En priorité, la toiture et les murs
Pour Jean-Philippe Arnoux, directeur silver économie et accessibilité chez Saint-Gobain, deux postes énergivores sont prioritaires : la toiture et les murs. L'isolation par l'extérieur des murs permet de réduire de 20 % les déperditions, et l'isolation de la toiture de 30 % en moyenne. « Différentes possibilités s'offrent selon le type de bâtiments : toiture végétalisée, laine de verre ou minérale à dérouler », explique cet expert.
À l'occasion d'un projet de nouveau bâtiment ou d'une extension, il faut absolument se tourner vers l'écoconception, estime Cédric Alliès : « Il est bien plus facile de réduire les déperditions à la base. » C'est le moment de penser à l'exposition, à l'implantation du bâtiment et au placement des circuits de chauffage. « L'exposition fait rapidement 4 à 5 degrés de différence. Les circuits doivent être pensés pour exploiter ces écarts de température, de part et d'autre d'un même bâtiment. »
Efficace et vieux comme le monde : le puits canadien
C'est aussi à la genèse d'un projet que l'on conçoit des ombrières ou encore des puits canadiens, « une technologie vieille comme le monde », estime Jean-Philippe Arnoux. Ce système enterré de captation des calories dans le sol est couplé à une ventilation interne. « Il permet de préchauffer l'espace l'hiver et de rafraîchir l'air l'été, et donc de limiter le recours au chauffage et à la climatisation », poursuit Jean-Philippe Arnoux pour qui l'Ehpad du futur sera aussi doté d'un système efficace et confortable de purification de l'air.
Piste de financement : les CEE
De nombreux travaux sont susceptibles d'être pris en charge par les certificats d'économie d'énergie. « Il existe des programmes très connus comme l'isolation, mais aussi des programmes sur-mesure qui peuvent être montés et présentés par des tiers à des obligés, comme Total ou EDF, par exemple, qui financent les CEE. Le kilowatt économisé à un cours et certains établissements, en plus d'être financés, peuvent générer des rentrées d'argent, dès lors que les aides sont supérieures au montant de l'investissement », explique Cédric Alliès.
Et le bouclier tarifaire ?
En attendant et malgré les efforts, les factures continuent de grimper.

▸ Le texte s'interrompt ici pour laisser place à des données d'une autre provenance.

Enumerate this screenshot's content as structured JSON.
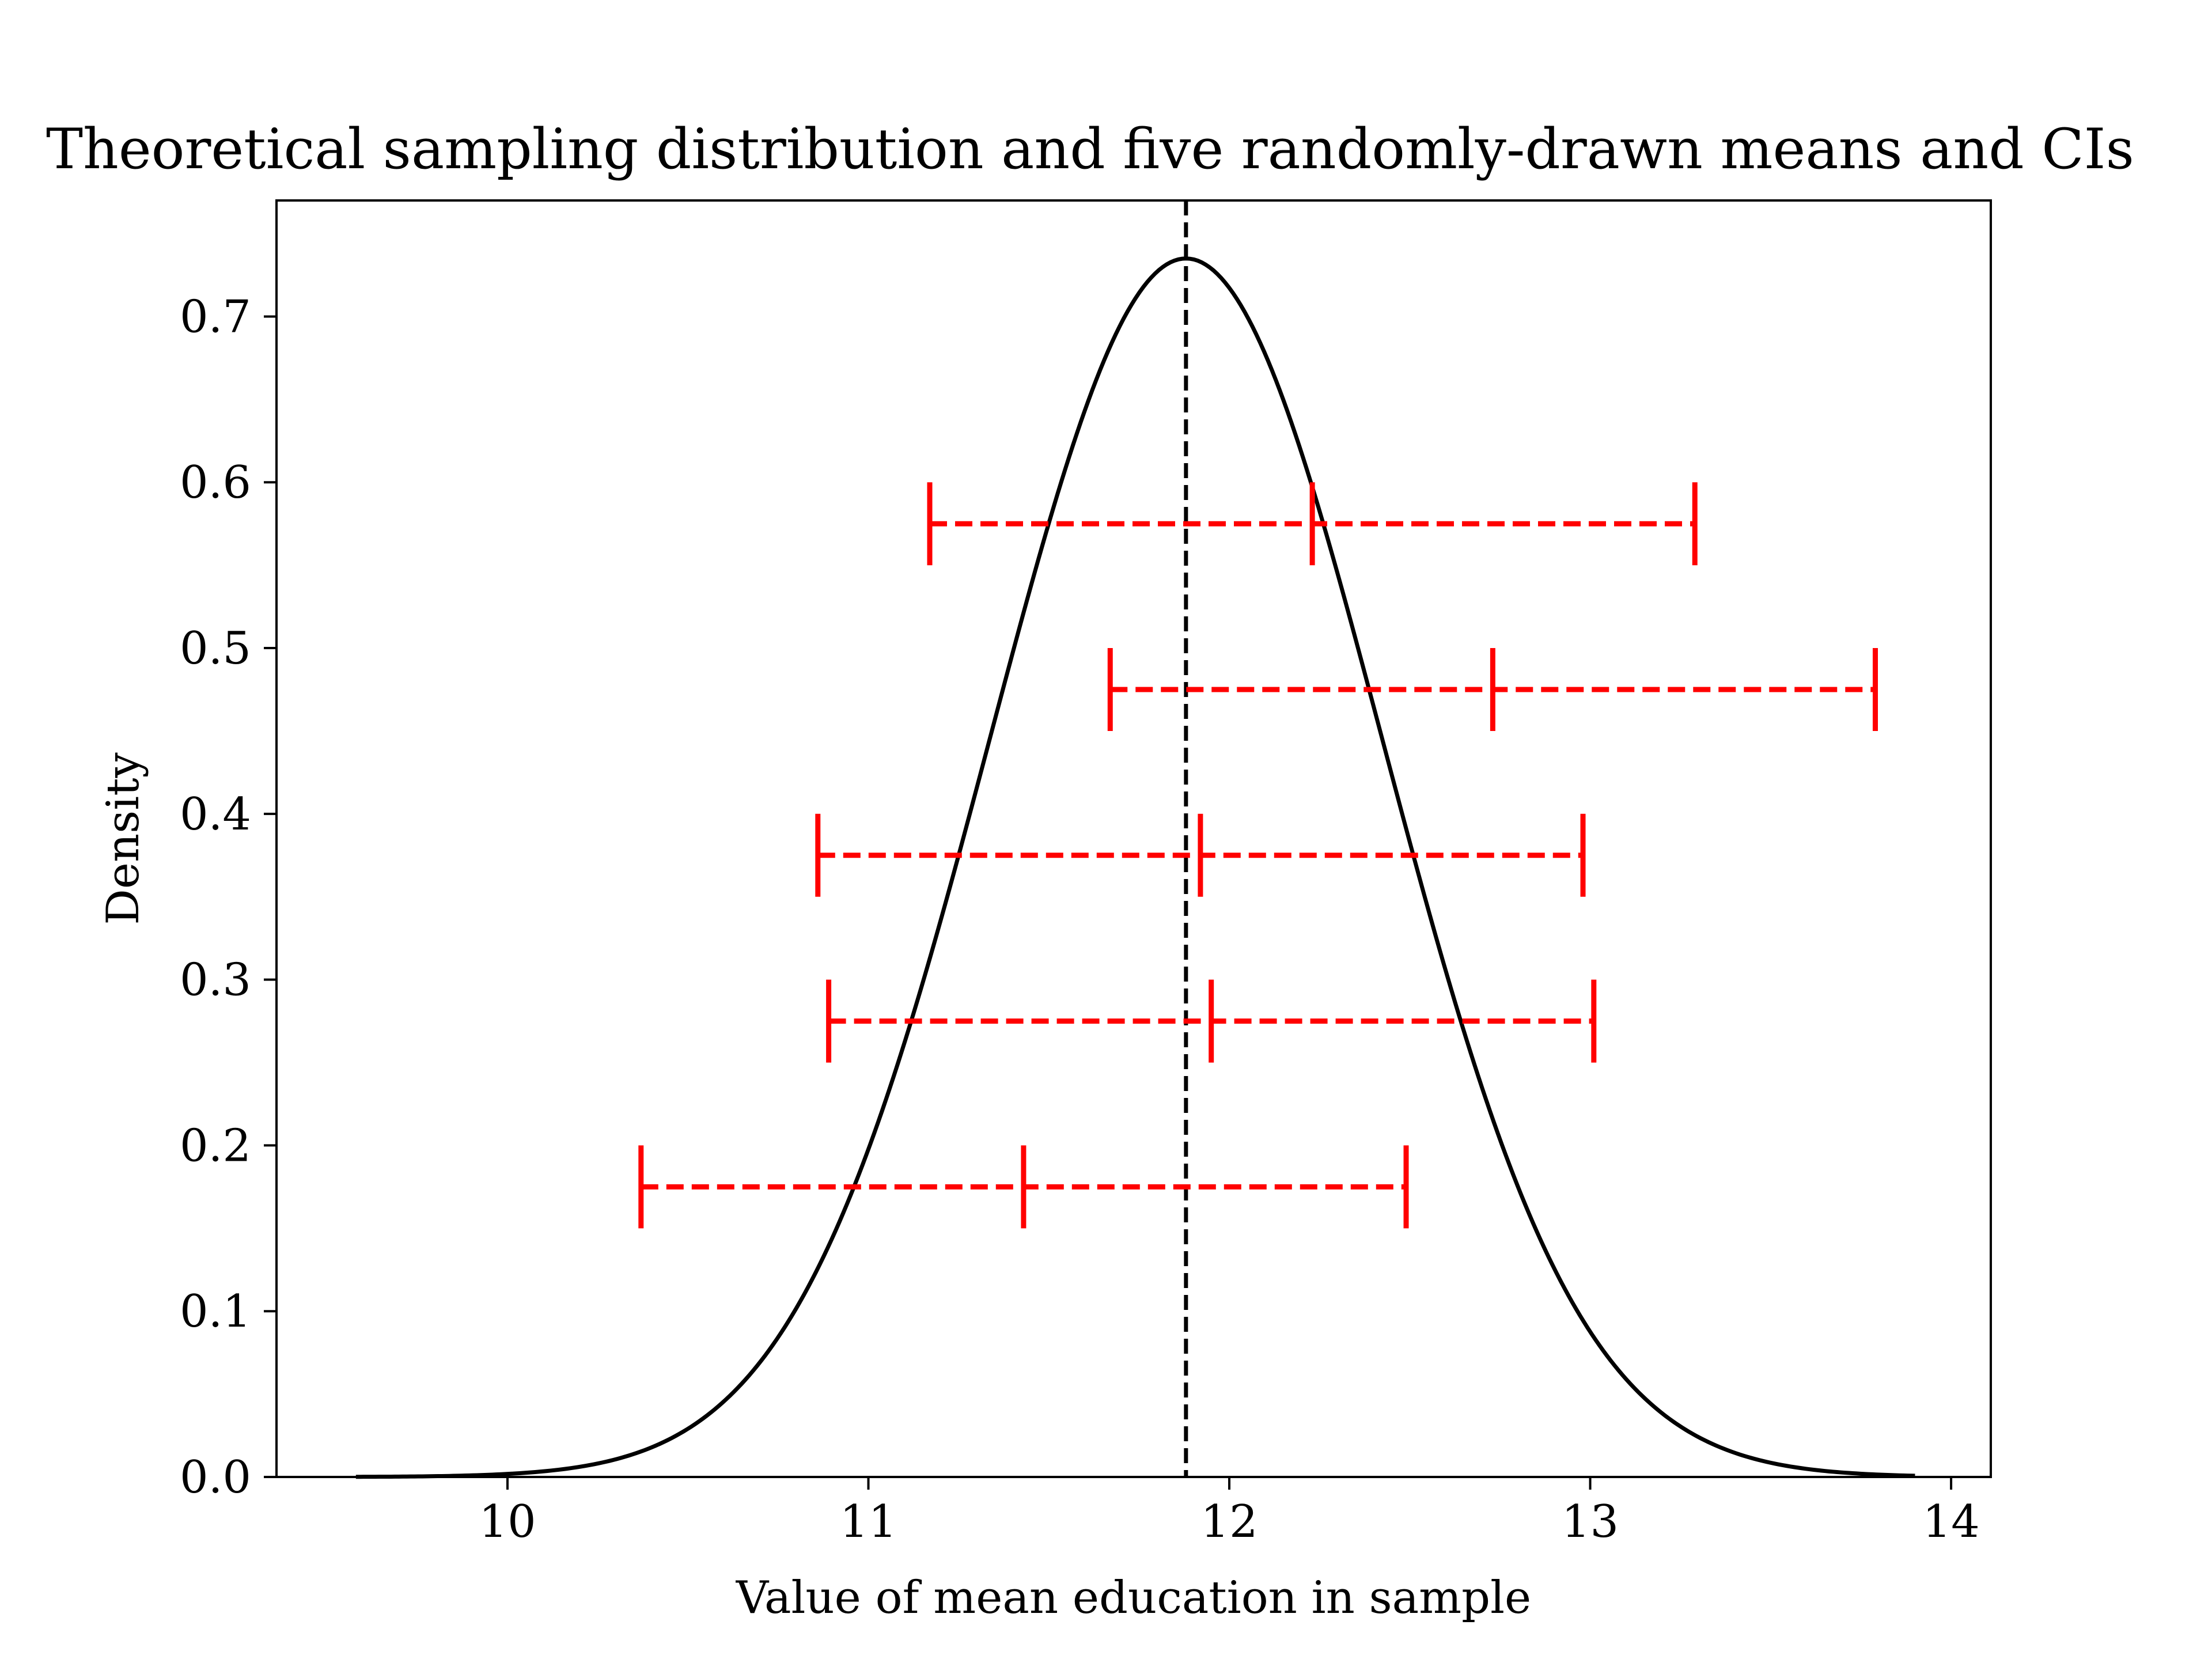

Le surcoût se monte à 1,7 million d'euros au sein du groupe Univi, au premier semestre 2022. Alice Moreau, directrice de l'Ehpad Château de Beaurecueil, a prévu 50 000 euros d'électricité et de fioul en 2022. « C'est un budget en hausse. Mais pour l'électricité, nous avons conclu un marché public qui nous met à l'abri des grosses augmentations pour trois ans », expose la directrice. Les plus pénalisés sont ceux qui ont renouvelé leurs contrats. « On leur annonce des augmentations faramineuses », déplore Pascal Champvert, président de l'AD-PA (Association des directeurs au service des personnes âgées). Associations et fédérations appellent donc de leurs voeux, la mise en place d'un bouclier tarifaire pour l'énergie et l'inflation. Mais pour l'instant, rien ne semble acté. « Ce dont on est sûr, c'est que l'on ne sait rien », ironise Pascal Champvert.